60 à 70 soignants du CHL dorment à l’hôtel

«Pour l’instant, l’effet recherché avec le confinement a fonctionné», glisse la ministre de la Santé. «Le plan a marché. Mais il faut rester très prudent: il n’y a pas besoin de beaucoup de faux pas pour déclencher une deuxième vague.»

«Aujourd’hui», commente Mme Birkel, «notre personnel a dépassé ses peurs. Ils ont tous reçu des formations en sécurité pour eux et pour les patients. Il y a toujours la peur de rentrer à la maison et de contaminer ses proches, ses enfants, mais la plupart ont installé des rituels comme des sas de décompression.»

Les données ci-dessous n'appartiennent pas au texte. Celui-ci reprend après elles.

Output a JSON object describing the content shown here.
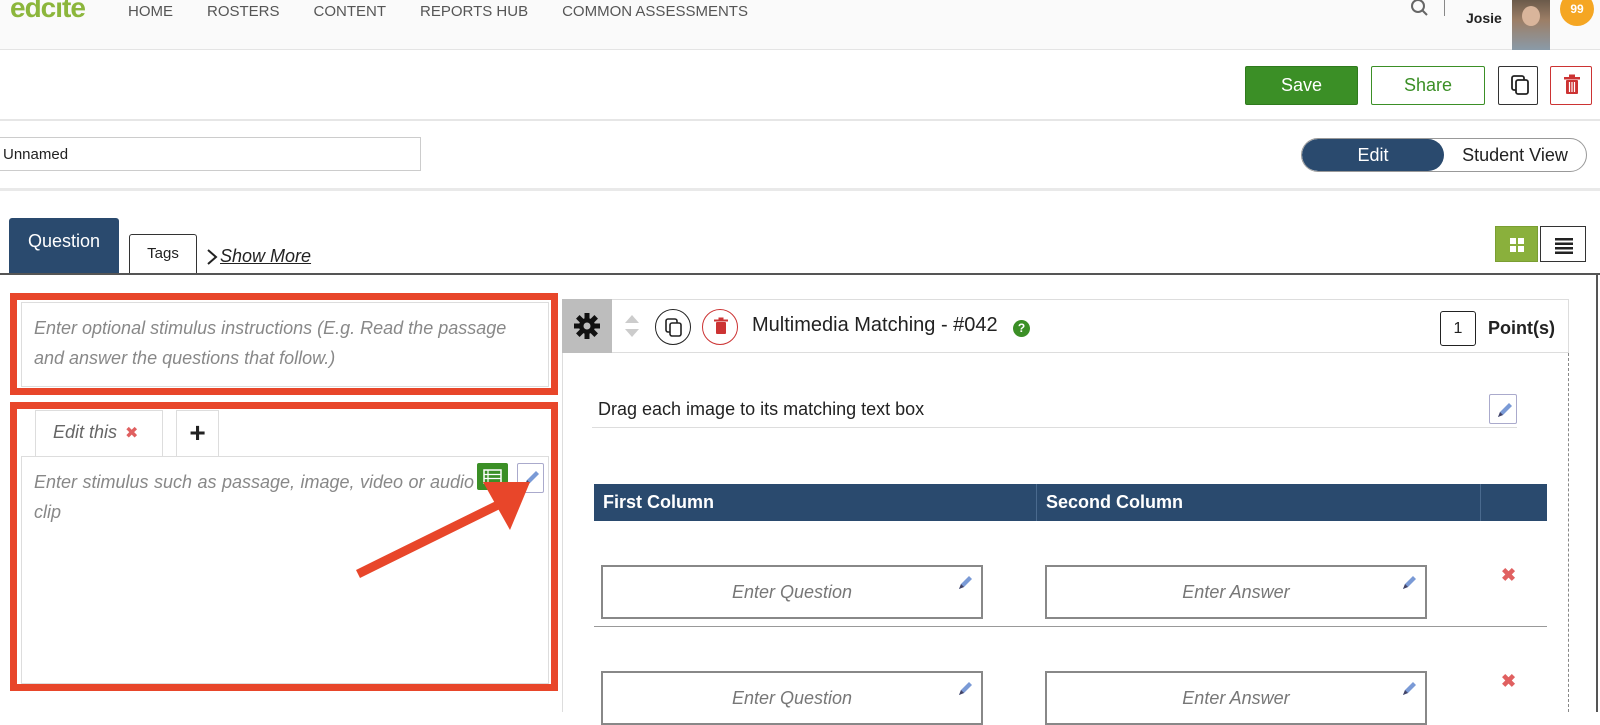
{
  "app": {
    "logo": "edcite",
    "nav": [
      "HOME",
      "ROSTERS",
      "CONTENT",
      "REPORTS HUB",
      "COMMON ASSESSMENTS"
    ],
    "user": {
      "name": "Josie",
      "notifications": "99"
    }
  },
  "toolbar": {
    "save_label": "Save",
    "share_label": "Share"
  },
  "assessment": {
    "name_value": "Unnamed"
  },
  "view_toggle": {
    "edit_label": "Edit",
    "student_label": "Student View",
    "active": "Edit"
  },
  "tabs": {
    "question": "Question",
    "tags": "Tags",
    "show_more": "Show More"
  },
  "stimulus": {
    "instructions_placeholder": "Enter optional stimulus instructions (E.g. Read the passage and answer the questions that follow.)",
    "tab_label": "Edit this",
    "add_tab": "+",
    "content_placeholder": "Enter stimulus such as passage, image, video or audio clip"
  },
  "question": {
    "title": "Multimedia Matching - #042",
    "help": "?",
    "points_value": "1",
    "points_label": "Point(s)",
    "instructions": "Drag each image to its matching text box",
    "columns": [
      "First Column",
      "Second Column"
    ],
    "rows": [
      {
        "question": "Enter Question",
        "answer": "Enter Answer"
      },
      {
        "question": "Enter Question",
        "answer": "Enter Answer"
      }
    ]
  },
  "colors": {
    "brand_green": "#3b8f26",
    "navy": "#2a4a6e",
    "annotation_red": "#e8462a",
    "badge_orange": "#f5a623"
  }
}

«En temps de crise», explique la directrice des soins, «l’individuel n’a pas sa place, le collectif prime. Le covoiturage a été interrompu, mais nous avons augmenté les places de parking. Certains ont saisi les opportunités de garde des enfants, d’autres de la cellule psychologique, qui organise des ‘Cafés du bien-être’ où ils peuvent parler, et 60 à 70 soignants utilisent la possibilité mise en place par l’État de dormir à l’hôtel et de s’épargner les trajets. La mobilisation est générale!»

Une cinquantaine de soignants sont prêts à faire fonctionner cet hôpital de campagne en pleine ville. En espérant ne jamais avoir à en ouvrir les portes.